Le réseau régional de l’opposant russe Navalny s’auto-dissout avant d’être déclaré « extrémiste »

Décharné et le crâne rasé, Alexeï Navalny était entendu en visioconférence par un tribunal moscovite pour l’appel de sa condamnation à une amende en mars, dans une affaire de diffamation visant un vétéran de la Seconde guerre mondiale.

« J’ai été emmené au bain hier (…) Il y avait un miroir, je me suis regardé: je ne suis qu’un horrible squelette », a-t-il déclaré à la cour dans un enregistrement audio diffusé par la chaîne TV indépendante Dojd.

« Je n’avais pas pesé aussi peu depuis la quatrième », a-t-il ajouté avant de s’adresser à son épouse Ioulia, présente au tribunal, lui affirmant qu’il avait désormais droit à quelques cuillerées de bouillie d’avoine chaque jour.

Parallèlement, se tenait jeudi une autre audience examinant la demande du parquet pour que le Fonds de lutte contre la corruption (FBK) de l’opposant et ses bureaux régionaux soient déclarés extrémistes.

Si cette demande était acceptée, leurs activités deviendraient interdites et les membres du FBK ou leurs sympathisants seraient menacés de longues peines de prison.

Les débats doivent reprendre le 17 mai mais sans attendre, le directeur du réseau régional de l’opposant a annoncé son auto-dissolution.

« Nous dissolvons officiellement le réseau », a déclaré Leonid Volkov dans une vidéo publiée sur les réseaux sociaux, précisant que certains des 37 bureaux régionaux poursuivraient leurs activités de façon indépendante.
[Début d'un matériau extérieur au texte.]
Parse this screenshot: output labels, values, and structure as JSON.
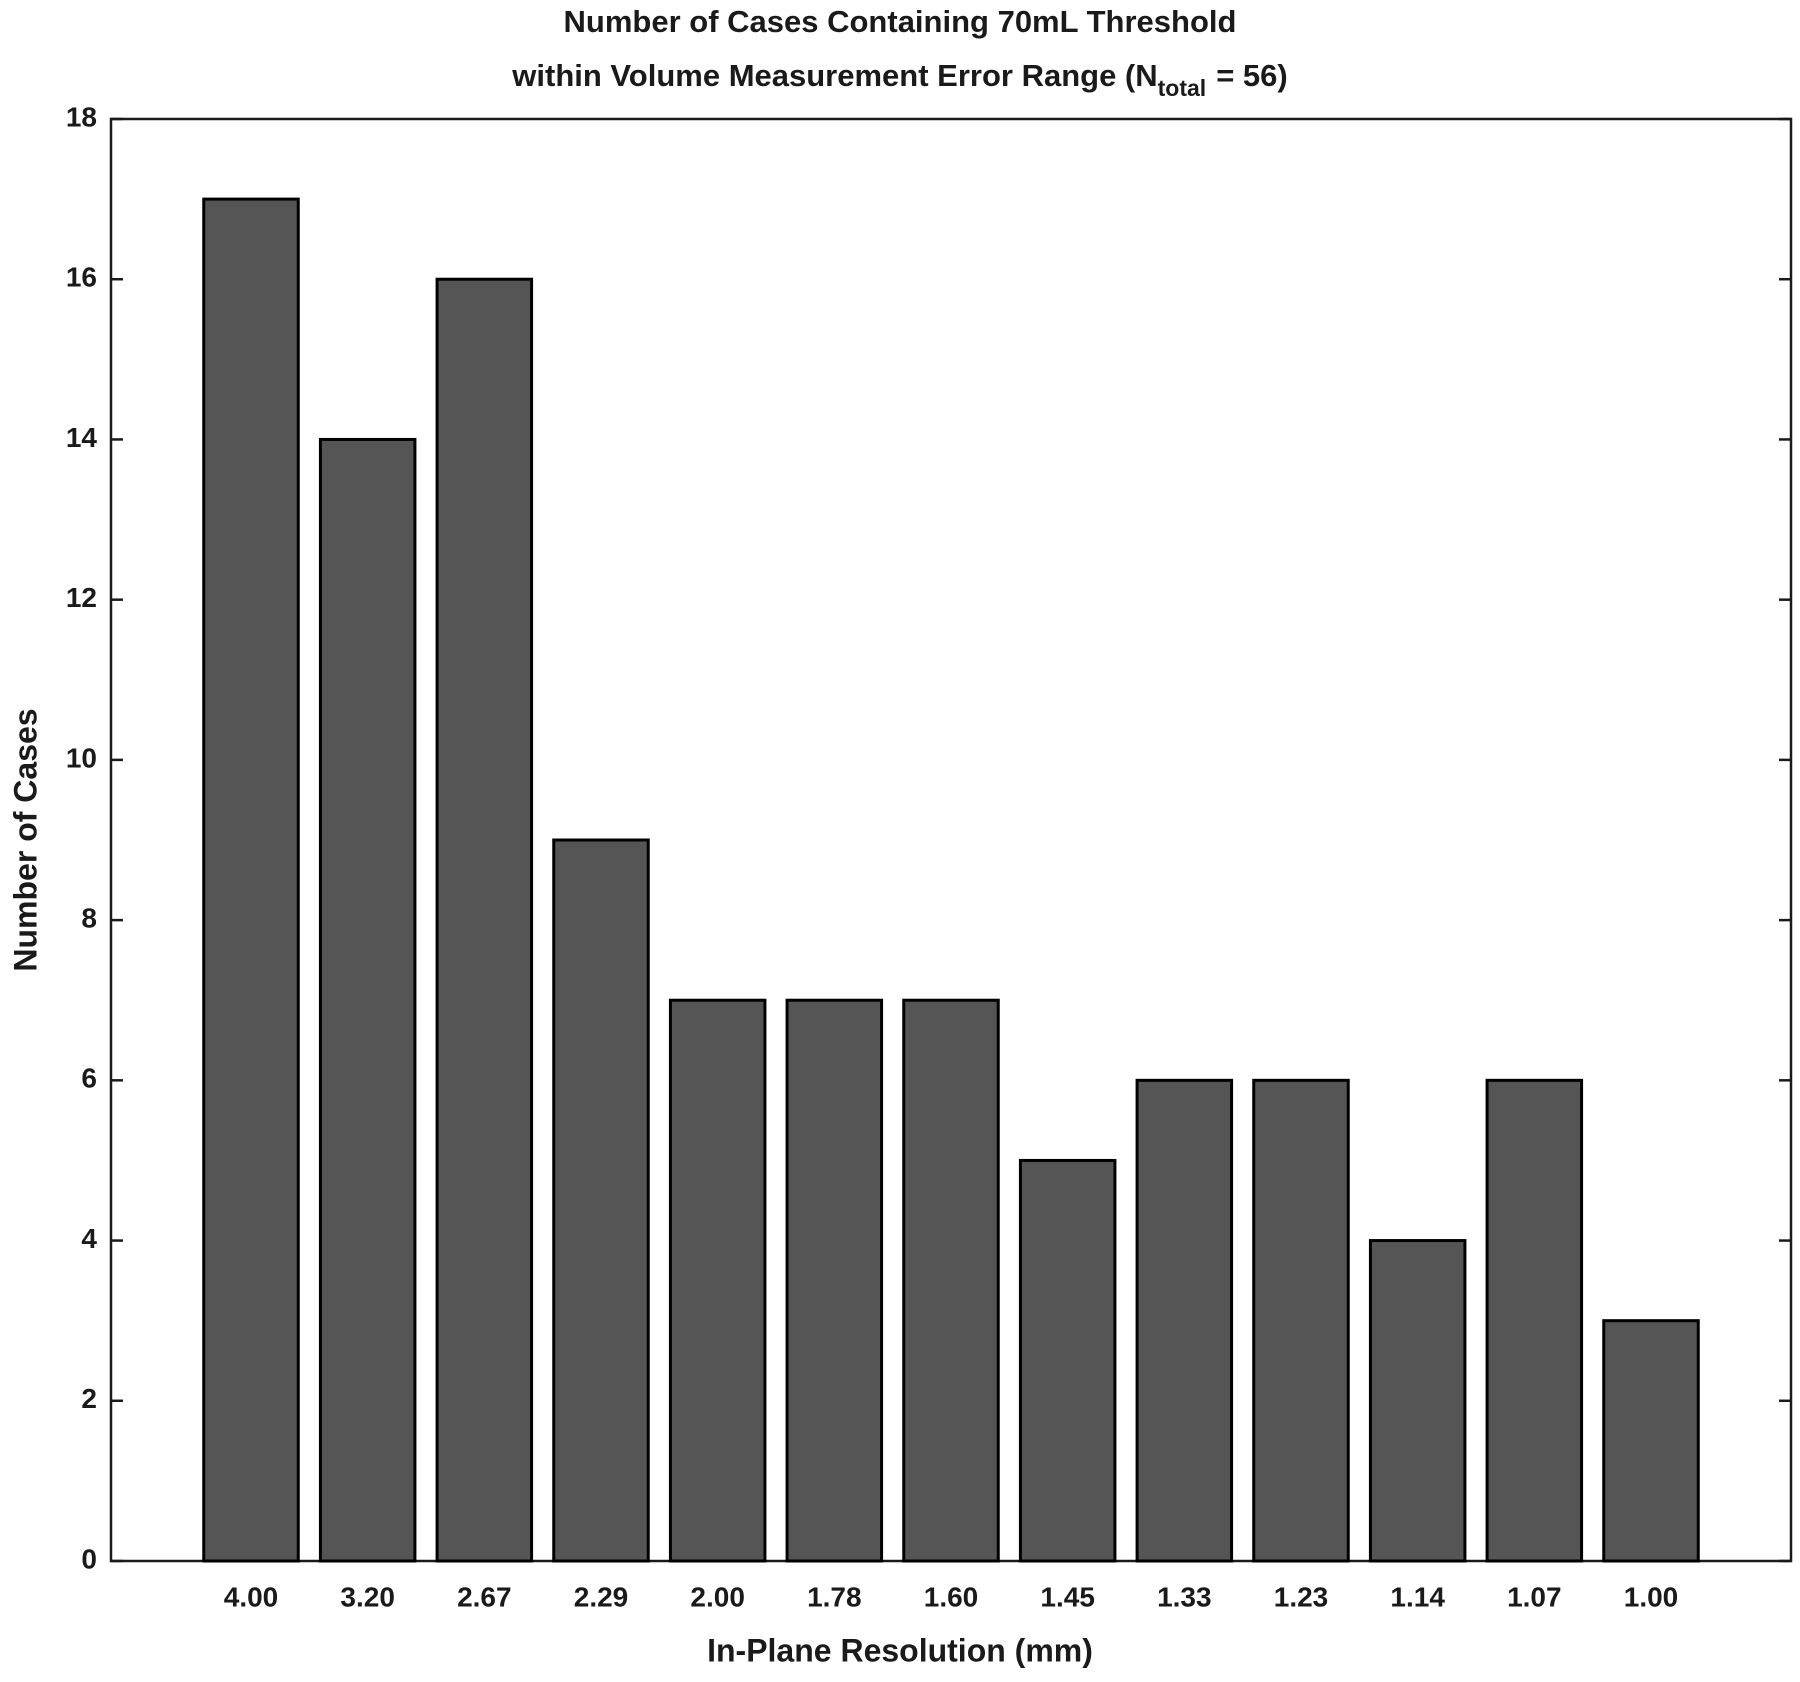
{
  "chart_data": {
    "type": "bar",
    "title": [
      "Number of Cases Containing 70mL Threshold",
      "within Volume Measurement Error Range (N",
      "total",
      "= 56)"
    ],
    "xlabel": "In-Plane Resolution (mm)",
    "ylabel": "Number of Cases",
    "categories": [
      "4.00",
      "3.20",
      "2.67",
      "2.29",
      "2.00",
      "1.78",
      "1.60",
      "1.45",
      "1.33",
      "1.23",
      "1.14",
      "1.07",
      "1.00"
    ],
    "values": [
      17,
      14,
      16,
      9,
      7,
      7,
      7,
      5,
      6,
      6,
      4,
      6,
      3
    ],
    "color": "#555555",
    "ylim": [
      0,
      18
    ],
    "yticks": [
      0,
      2,
      4,
      6,
      8,
      10,
      12,
      14,
      16,
      18
    ]
  }
}
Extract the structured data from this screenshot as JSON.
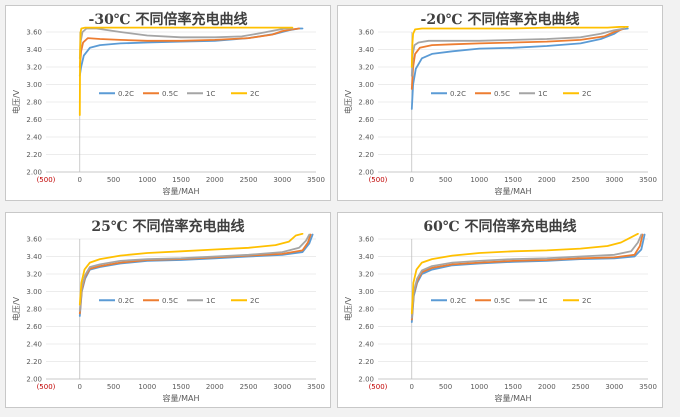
{
  "chart_data": [
    {
      "type": "line",
      "title": "-30℃ 不同倍率充电曲线",
      "xlabel": "容量/MAH",
      "ylabel": "电压/V",
      "xlim": [
        -500,
        3500
      ],
      "ylim": [
        2.0,
        3.6
      ],
      "xticks": [
        -500,
        0,
        500,
        1000,
        1500,
        2000,
        2500,
        3000,
        3500
      ],
      "xtick_labels": [
        "(500)",
        "0",
        "500",
        "1000",
        "1500",
        "2000",
        "2500",
        "3000",
        "3500"
      ],
      "yticks": [
        2.0,
        2.2,
        2.4,
        2.6,
        2.8,
        3.0,
        3.2,
        3.4,
        3.6
      ],
      "ytick_labels": [
        "2.00",
        "2.20",
        "2.40",
        "2.60",
        "2.80",
        "3.00",
        "3.20",
        "3.40",
        "3.60"
      ],
      "legend_position": "center",
      "series": [
        {
          "name": "0.2C",
          "color": "#5b9bd5",
          "x": [
            0,
            20,
            60,
            150,
            300,
            600,
            1000,
            1500,
            2000,
            2500,
            2900,
            3100,
            3250,
            3300
          ],
          "y": [
            3.1,
            3.2,
            3.33,
            3.42,
            3.45,
            3.47,
            3.48,
            3.49,
            3.5,
            3.53,
            3.58,
            3.62,
            3.64,
            3.64
          ]
        },
        {
          "name": "0.5C",
          "color": "#ed7d31",
          "x": [
            0,
            20,
            50,
            120,
            300,
            600,
            1000,
            1500,
            2000,
            2500,
            2850,
            3000,
            3150,
            3250
          ],
          "y": [
            3.2,
            3.38,
            3.48,
            3.53,
            3.52,
            3.51,
            3.5,
            3.5,
            3.51,
            3.53,
            3.57,
            3.61,
            3.63,
            3.64
          ]
        },
        {
          "name": "1C",
          "color": "#a5a5a5",
          "x": [
            0,
            15,
            40,
            100,
            250,
            600,
            1000,
            1500,
            2000,
            2400,
            2700,
            2900,
            3050,
            3150
          ],
          "y": [
            3.3,
            3.5,
            3.6,
            3.64,
            3.64,
            3.6,
            3.56,
            3.54,
            3.54,
            3.55,
            3.59,
            3.62,
            3.64,
            3.64
          ]
        },
        {
          "name": "2C",
          "color": "#ffc000",
          "x": [
            0,
            5,
            12,
            25,
            80,
            300,
            800,
            1500,
            2200,
            2800,
            3000,
            3150
          ],
          "y": [
            2.65,
            3.4,
            3.6,
            3.64,
            3.65,
            3.65,
            3.65,
            3.65,
            3.65,
            3.65,
            3.65,
            3.65
          ]
        }
      ]
    },
    {
      "type": "line",
      "title": "-20℃ 不同倍率充电曲线",
      "xlabel": "容量/MAH",
      "ylabel": "电压/V",
      "xlim": [
        -500,
        3500
      ],
      "ylim": [
        2.0,
        3.6
      ],
      "xticks": [
        -500,
        0,
        500,
        1000,
        1500,
        2000,
        2500,
        3000,
        3500
      ],
      "xtick_labels": [
        "(500)",
        "0",
        "500",
        "1000",
        "1500",
        "2000",
        "2500",
        "3000",
        "3500"
      ],
      "yticks": [
        2.0,
        2.2,
        2.4,
        2.6,
        2.8,
        3.0,
        3.2,
        3.4,
        3.6
      ],
      "ytick_labels": [
        "2.00",
        "2.20",
        "2.40",
        "2.60",
        "2.80",
        "3.00",
        "3.20",
        "3.40",
        "3.60"
      ],
      "legend_position": "center",
      "series": [
        {
          "name": "0.2C",
          "color": "#5b9bd5",
          "x": [
            0,
            20,
            60,
            150,
            300,
            600,
            1000,
            1500,
            2000,
            2500,
            2800,
            3000,
            3100,
            3200
          ],
          "y": [
            2.72,
            3.0,
            3.18,
            3.3,
            3.35,
            3.38,
            3.41,
            3.42,
            3.44,
            3.47,
            3.52,
            3.58,
            3.63,
            3.64
          ]
        },
        {
          "name": "0.5C",
          "color": "#ed7d31",
          "x": [
            0,
            20,
            50,
            120,
            300,
            600,
            1000,
            1500,
            2000,
            2500,
            2850,
            3000,
            3150
          ],
          "y": [
            2.95,
            3.2,
            3.35,
            3.42,
            3.45,
            3.46,
            3.47,
            3.48,
            3.49,
            3.51,
            3.55,
            3.6,
            3.64
          ]
        },
        {
          "name": "1C",
          "color": "#a5a5a5",
          "x": [
            0,
            15,
            40,
            100,
            250,
            600,
            1000,
            1500,
            2000,
            2500,
            2800,
            3000,
            3150
          ],
          "y": [
            3.1,
            3.35,
            3.45,
            3.48,
            3.5,
            3.5,
            3.5,
            3.51,
            3.52,
            3.54,
            3.58,
            3.62,
            3.64
          ]
        },
        {
          "name": "2C",
          "color": "#ffc000",
          "x": [
            0,
            8,
            20,
            50,
            150,
            500,
            1000,
            1500,
            2000,
            2500,
            2900,
            3100,
            3200
          ],
          "y": [
            3.2,
            3.45,
            3.58,
            3.63,
            3.64,
            3.64,
            3.64,
            3.64,
            3.65,
            3.65,
            3.65,
            3.66,
            3.66
          ]
        }
      ]
    },
    {
      "type": "line",
      "title": "25℃ 不同倍率充电曲线",
      "xlabel": "容量/MAH",
      "ylabel": "电压/V",
      "xlim": [
        -500,
        3500
      ],
      "ylim": [
        2.0,
        3.6
      ],
      "xticks": [
        -500,
        0,
        500,
        1000,
        1500,
        2000,
        2500,
        3000,
        3500
      ],
      "xtick_labels": [
        "(500)",
        "0",
        "500",
        "1000",
        "1500",
        "2000",
        "2500",
        "3000",
        "3500"
      ],
      "yticks": [
        2.0,
        2.2,
        2.4,
        2.6,
        2.8,
        3.0,
        3.2,
        3.4,
        3.6
      ],
      "ytick_labels": [
        "2.00",
        "2.20",
        "2.40",
        "2.60",
        "2.80",
        "3.00",
        "3.20",
        "3.40",
        "3.60"
      ],
      "legend_position": "center",
      "series": [
        {
          "name": "0.2C",
          "color": "#5b9bd5",
          "x": [
            0,
            30,
            80,
            150,
            300,
            600,
            1000,
            1500,
            2000,
            2500,
            3000,
            3300,
            3400,
            3450
          ],
          "y": [
            2.72,
            3.0,
            3.15,
            3.25,
            3.28,
            3.32,
            3.35,
            3.36,
            3.38,
            3.4,
            3.42,
            3.45,
            3.55,
            3.65
          ]
        },
        {
          "name": "0.5C",
          "color": "#ed7d31",
          "x": [
            0,
            30,
            80,
            150,
            300,
            600,
            1000,
            1500,
            2000,
            2500,
            3000,
            3300,
            3380,
            3420
          ],
          "y": [
            2.75,
            3.02,
            3.17,
            3.26,
            3.29,
            3.33,
            3.36,
            3.37,
            3.39,
            3.41,
            3.43,
            3.47,
            3.56,
            3.65
          ]
        },
        {
          "name": "1C",
          "color": "#a5a5a5",
          "x": [
            0,
            30,
            80,
            150,
            300,
            600,
            1000,
            1500,
            2000,
            2500,
            3000,
            3250,
            3350,
            3400
          ],
          "y": [
            2.78,
            3.05,
            3.19,
            3.28,
            3.31,
            3.35,
            3.37,
            3.38,
            3.4,
            3.42,
            3.45,
            3.5,
            3.58,
            3.65
          ]
        },
        {
          "name": "2C",
          "color": "#ffc000",
          "x": [
            0,
            25,
            70,
            150,
            300,
            600,
            1000,
            1500,
            2000,
            2500,
            2900,
            3100,
            3200,
            3300
          ],
          "y": [
            2.85,
            3.1,
            3.25,
            3.33,
            3.37,
            3.41,
            3.44,
            3.46,
            3.48,
            3.5,
            3.53,
            3.57,
            3.64,
            3.66
          ]
        }
      ]
    },
    {
      "type": "line",
      "title": "60℃ 不同倍率充电曲线",
      "xlabel": "容量/MAH",
      "ylabel": "电压/V",
      "xlim": [
        -500,
        3500
      ],
      "ylim": [
        2.0,
        3.6
      ],
      "xticks": [
        -500,
        0,
        500,
        1000,
        1500,
        2000,
        2500,
        3000,
        3500
      ],
      "xtick_labels": [
        "(500)",
        "0",
        "500",
        "1000",
        "1500",
        "2000",
        "2500",
        "3000",
        "3500"
      ],
      "yticks": [
        2.0,
        2.2,
        2.4,
        2.6,
        2.8,
        3.0,
        3.2,
        3.4,
        3.6
      ],
      "ytick_labels": [
        "2.00",
        "2.20",
        "2.40",
        "2.60",
        "2.80",
        "3.00",
        "3.20",
        "3.40",
        "3.60"
      ],
      "legend_position": "center",
      "series": [
        {
          "name": "0.2C",
          "color": "#5b9bd5",
          "x": [
            0,
            30,
            80,
            150,
            300,
            600,
            1000,
            1500,
            2000,
            2500,
            3000,
            3300,
            3400,
            3450
          ],
          "y": [
            2.65,
            2.95,
            3.1,
            3.2,
            3.25,
            3.3,
            3.32,
            3.34,
            3.35,
            3.37,
            3.38,
            3.4,
            3.48,
            3.65
          ]
        },
        {
          "name": "0.5C",
          "color": "#ed7d31",
          "x": [
            0,
            30,
            80,
            150,
            300,
            600,
            1000,
            1500,
            2000,
            2500,
            3000,
            3300,
            3380,
            3420
          ],
          "y": [
            2.68,
            2.98,
            3.12,
            3.22,
            3.27,
            3.31,
            3.33,
            3.35,
            3.36,
            3.38,
            3.39,
            3.42,
            3.52,
            3.65
          ]
        },
        {
          "name": "1C",
          "color": "#a5a5a5",
          "x": [
            0,
            30,
            80,
            150,
            300,
            600,
            1000,
            1500,
            2000,
            2500,
            3000,
            3250,
            3350,
            3400
          ],
          "y": [
            2.7,
            3.0,
            3.15,
            3.24,
            3.29,
            3.33,
            3.35,
            3.37,
            3.38,
            3.4,
            3.42,
            3.46,
            3.56,
            3.65
          ]
        },
        {
          "name": "2C",
          "color": "#ffc000",
          "x": [
            0,
            25,
            70,
            150,
            300,
            600,
            1000,
            1500,
            2000,
            2500,
            2900,
            3100,
            3250,
            3350
          ],
          "y": [
            2.75,
            3.1,
            3.25,
            3.33,
            3.37,
            3.41,
            3.44,
            3.46,
            3.47,
            3.49,
            3.52,
            3.56,
            3.62,
            3.66
          ]
        }
      ]
    }
  ]
}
Un tribunal de Moscou leur avait déjà interdit cette semaine pratiquement toute activité, comme publier des contenus sur internet, organiser des manifestations et participer aux élections.

Multiplication des affaires 

Fondé en 2011 par l’avocat et militant devenu bête noire du Kremlin, le FBK est connu en Russie pour ses enquêtes dénonçant la corruption des cercles du pouvoir en Russie.

La plus retentissante, publiée en janvier quelques jours après le retour en Russie et l’arrestation d’Alexeï Navalny, accusait le président Vladimir Poutine de s’être fait construire un palais sur la mer Noire. Vue 116 millions de fois sur YouTube, elle avait contraint M. Poutine à démentir personnellement.

Les bureaux d’Alexeï Navalny à travers le territoire russe diffusent également leurs propres enquêtes, mais organisent surtout les campagnes de « vote intelligent » défendues par l’opposant, consistant à inciter à soutenir le candidat ayant le plus de chances de battre celui du Kremlin, quelle que soit sa couleur politique.

Cette technique a rencontré un succès relatif lors de récents scrutins locaux, au cours desquels les candidats du pouvoir ont été défaits ou mis en ballotage. Les militants du réseau d’Alexeï Navalny sont eux-mêmes le plus souvent interdits de participer aux élections.

Depuis le retour de l’opposant, les autorités ont intensifié les pressions sur ses partisans. Quasiment tous ses collaborateurs ont été assignés à résidence ou condamnés à de courtes peines de prison et plusieurs ont quitté le pays.

Jeudi, son équipe a affirmé avoir découvert que l’opposant, Léonid Volkov ou le chef du FBK Ivan Jdanov faisaient l’objet de poursuites qu’ils ignoraient jusqu’à présent.

Alexeï Navalny, 44 ans, est en prison depuis mi-janvier. Il avait été arrêté à son retour d’Allemagne, où il avait passé près de cinq mois en convalescence pour se remettre d’un empoisonnement dont il accuse le Kremlin.

Début mars, il a été condamné à deux ans et demi de prison pour une ancienne affaire de fraude qualifiée de politique par de nombreuses ONG et les capitales occidentales.

Emprisonné dans une colonie pénitentiaire au nord-est de la capitale russe, il avait entamé une grève de la faim pour dénoncer ses mauvaises conditions de détention. Vendredi, deux jours après des manifestations de soutien conclues par 2.000 arrestations, il avait décidé d’y mettre un terme au bout de trois semaines.